The year 1993 saw hip-hop go through one of its most lasting periods of metamorphosis. “The second Tuesday of November 1993,” says The Roots’ Questlove in the documentary Beats Rhymes & Life: The Travels Of A Tribe Called Quest, “I consider that to be the last great day in classic hip-hop.” It was on that day that two iconic albums were released: Enter The Wu-Tang (36 Chambers) by the Wu-Tang Clan and Midnight Marauders by A Tribe Called Quest.

That pair of dichotomous records can be seen as a microcosm of the diversity in hip-hop at the time. …36 Chambers was a dark, unruly and intimidating riposte to the West Coast’s commercially gargantuan G-funk sound. It brought critical attention and an engaging brand back East, and set the groundwork for the likes of Biggie, Nas and Mobb Deep.

Midnight Marauders, on the other hand, was smooth and enlightened. It represented the last great swansong of the Native Tongues; a great peak in the work of a collective that pushed politically engaged, positive and Afrocentric rap. With the sharp focus of hindsight, for many, these records represented the death knell of the hallowed ‘golden age’.

Elsewhere in ’93, landmark records also came from the likes of KRS-One, Souls of Mischief, 2Pac, De La Soul, Run-D.M.C. and Mobb Deep, making it one of the most fertile years in the lineage of the genre. The release of …36 Chambers on 9 November marked the beginning of an illustrious career for Wu-Tang and its clan members. Midnight Marauders, in many ways, was the beginning of the end for Tribe. Tensions in the band had started to ferment. However, before those tensions took a stranglehold, Q-Tip, Phife Dawg and Ali Shaheed Muhammad released the most flawless record in their catalogue and one of the most iconic hip-hop records of all time. Midnight Marauders arrived three years after the release of Tribe’s debut record People’s Instinctive Travels And The Paths of Rhythm and five years after the Native Tongues’ Ground Zero moment: Jungle Brothers’ Straight Out The Jungle.
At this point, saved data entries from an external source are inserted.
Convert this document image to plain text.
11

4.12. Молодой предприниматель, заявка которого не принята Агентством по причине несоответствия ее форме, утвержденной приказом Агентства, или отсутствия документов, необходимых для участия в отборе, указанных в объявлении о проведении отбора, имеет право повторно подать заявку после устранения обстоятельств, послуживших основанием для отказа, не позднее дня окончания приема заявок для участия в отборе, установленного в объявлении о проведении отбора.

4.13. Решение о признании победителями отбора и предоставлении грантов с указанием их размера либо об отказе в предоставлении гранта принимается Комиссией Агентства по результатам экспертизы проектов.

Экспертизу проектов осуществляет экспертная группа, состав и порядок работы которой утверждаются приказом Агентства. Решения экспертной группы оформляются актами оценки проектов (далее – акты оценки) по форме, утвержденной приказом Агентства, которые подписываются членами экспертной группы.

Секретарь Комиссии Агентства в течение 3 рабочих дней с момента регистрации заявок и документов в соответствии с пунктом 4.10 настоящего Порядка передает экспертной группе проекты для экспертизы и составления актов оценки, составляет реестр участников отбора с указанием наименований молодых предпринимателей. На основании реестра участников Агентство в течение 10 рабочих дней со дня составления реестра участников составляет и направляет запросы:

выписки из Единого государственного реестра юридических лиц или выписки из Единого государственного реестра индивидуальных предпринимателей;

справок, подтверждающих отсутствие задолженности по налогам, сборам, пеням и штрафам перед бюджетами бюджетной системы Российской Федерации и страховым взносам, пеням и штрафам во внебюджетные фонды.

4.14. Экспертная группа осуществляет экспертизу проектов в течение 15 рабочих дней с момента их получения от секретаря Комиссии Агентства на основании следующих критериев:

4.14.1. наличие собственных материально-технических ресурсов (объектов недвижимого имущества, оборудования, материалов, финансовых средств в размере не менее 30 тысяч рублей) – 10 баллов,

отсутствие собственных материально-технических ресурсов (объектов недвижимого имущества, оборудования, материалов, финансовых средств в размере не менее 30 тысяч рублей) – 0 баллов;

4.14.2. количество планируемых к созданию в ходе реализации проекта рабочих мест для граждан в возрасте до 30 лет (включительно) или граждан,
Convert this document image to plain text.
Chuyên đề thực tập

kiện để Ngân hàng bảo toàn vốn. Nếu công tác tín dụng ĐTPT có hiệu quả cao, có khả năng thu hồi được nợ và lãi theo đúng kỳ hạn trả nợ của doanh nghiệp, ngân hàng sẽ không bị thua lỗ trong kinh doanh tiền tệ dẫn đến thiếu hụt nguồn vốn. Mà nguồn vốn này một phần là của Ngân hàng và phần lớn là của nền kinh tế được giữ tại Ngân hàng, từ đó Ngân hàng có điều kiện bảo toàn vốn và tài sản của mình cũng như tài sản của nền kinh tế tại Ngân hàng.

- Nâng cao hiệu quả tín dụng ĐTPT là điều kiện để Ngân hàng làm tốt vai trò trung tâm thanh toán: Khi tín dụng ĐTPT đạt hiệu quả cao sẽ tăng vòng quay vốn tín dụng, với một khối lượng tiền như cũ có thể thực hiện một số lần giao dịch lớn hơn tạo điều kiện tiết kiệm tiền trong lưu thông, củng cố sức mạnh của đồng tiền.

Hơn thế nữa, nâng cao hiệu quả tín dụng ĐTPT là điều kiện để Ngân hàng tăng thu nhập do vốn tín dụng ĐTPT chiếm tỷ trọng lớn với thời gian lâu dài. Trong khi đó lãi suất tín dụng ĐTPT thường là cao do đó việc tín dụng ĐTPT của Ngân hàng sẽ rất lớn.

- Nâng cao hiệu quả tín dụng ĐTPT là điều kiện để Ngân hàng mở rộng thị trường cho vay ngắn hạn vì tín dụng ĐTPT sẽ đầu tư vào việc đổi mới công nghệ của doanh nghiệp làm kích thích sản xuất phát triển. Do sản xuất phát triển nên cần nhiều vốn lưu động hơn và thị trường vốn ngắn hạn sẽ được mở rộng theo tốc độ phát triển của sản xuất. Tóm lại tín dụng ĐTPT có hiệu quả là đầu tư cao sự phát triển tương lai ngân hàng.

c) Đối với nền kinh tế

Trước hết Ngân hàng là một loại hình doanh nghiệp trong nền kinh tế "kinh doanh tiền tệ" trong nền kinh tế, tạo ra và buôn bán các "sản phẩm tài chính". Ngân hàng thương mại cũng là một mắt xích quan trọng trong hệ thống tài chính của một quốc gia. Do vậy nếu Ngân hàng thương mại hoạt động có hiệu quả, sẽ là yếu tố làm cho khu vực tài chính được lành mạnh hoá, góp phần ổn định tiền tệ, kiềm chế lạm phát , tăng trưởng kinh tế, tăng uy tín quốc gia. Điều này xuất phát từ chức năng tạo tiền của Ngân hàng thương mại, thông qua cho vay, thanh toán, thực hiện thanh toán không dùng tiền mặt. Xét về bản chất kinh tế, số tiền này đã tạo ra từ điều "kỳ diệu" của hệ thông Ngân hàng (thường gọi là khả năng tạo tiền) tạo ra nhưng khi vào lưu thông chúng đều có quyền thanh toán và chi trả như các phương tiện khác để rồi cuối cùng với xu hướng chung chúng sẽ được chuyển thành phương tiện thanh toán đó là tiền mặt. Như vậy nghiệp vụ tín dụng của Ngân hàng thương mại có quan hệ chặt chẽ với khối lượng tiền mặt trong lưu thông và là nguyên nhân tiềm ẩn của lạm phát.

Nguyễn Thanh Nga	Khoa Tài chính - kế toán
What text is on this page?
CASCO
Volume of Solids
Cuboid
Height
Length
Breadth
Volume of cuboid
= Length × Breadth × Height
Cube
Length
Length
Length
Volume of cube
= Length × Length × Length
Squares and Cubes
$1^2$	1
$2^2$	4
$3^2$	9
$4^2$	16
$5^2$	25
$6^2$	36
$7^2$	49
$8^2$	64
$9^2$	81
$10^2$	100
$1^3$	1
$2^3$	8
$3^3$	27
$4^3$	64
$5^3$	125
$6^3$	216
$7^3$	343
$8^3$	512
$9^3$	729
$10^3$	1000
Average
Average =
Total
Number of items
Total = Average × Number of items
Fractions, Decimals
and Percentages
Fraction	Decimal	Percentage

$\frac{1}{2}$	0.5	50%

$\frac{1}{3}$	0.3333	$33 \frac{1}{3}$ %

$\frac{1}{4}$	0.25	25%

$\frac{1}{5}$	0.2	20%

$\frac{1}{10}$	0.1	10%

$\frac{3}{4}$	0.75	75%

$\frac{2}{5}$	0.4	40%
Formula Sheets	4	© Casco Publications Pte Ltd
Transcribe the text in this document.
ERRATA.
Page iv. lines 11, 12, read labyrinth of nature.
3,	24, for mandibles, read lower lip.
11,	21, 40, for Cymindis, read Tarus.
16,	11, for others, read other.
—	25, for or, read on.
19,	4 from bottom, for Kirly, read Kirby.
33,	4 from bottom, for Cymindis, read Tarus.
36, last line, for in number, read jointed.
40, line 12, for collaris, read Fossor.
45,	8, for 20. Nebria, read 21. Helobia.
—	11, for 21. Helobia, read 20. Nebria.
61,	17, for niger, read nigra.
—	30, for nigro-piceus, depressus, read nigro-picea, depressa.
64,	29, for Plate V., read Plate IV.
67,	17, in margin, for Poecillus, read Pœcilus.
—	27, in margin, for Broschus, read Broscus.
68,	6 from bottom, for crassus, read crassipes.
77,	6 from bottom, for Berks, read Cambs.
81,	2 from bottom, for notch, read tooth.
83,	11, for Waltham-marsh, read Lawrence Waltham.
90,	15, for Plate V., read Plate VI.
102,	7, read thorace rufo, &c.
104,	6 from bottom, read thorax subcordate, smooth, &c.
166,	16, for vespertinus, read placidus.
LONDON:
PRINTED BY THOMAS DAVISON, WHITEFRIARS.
That five-year period saw East Coast hip-hop in an era of psychedelic experimentation, spearheaded by Native Tongues – a loose collection of artists fronted by the triumvirate of A Tribe Called Quest, Jungle Brothers and De La Soul. The movement was a rebuttal of what was defined ‘cool’ at the time. There was carte blanche to be goofy, celebrate individual eccentricities and exist without affectation. “It’s been pretty much a cool existence to be in Tribe… Along with De La Soul, we were like: ‘It’s cool to be you,’” Q-Tip told Hattie Collins in The Guardian in 2008.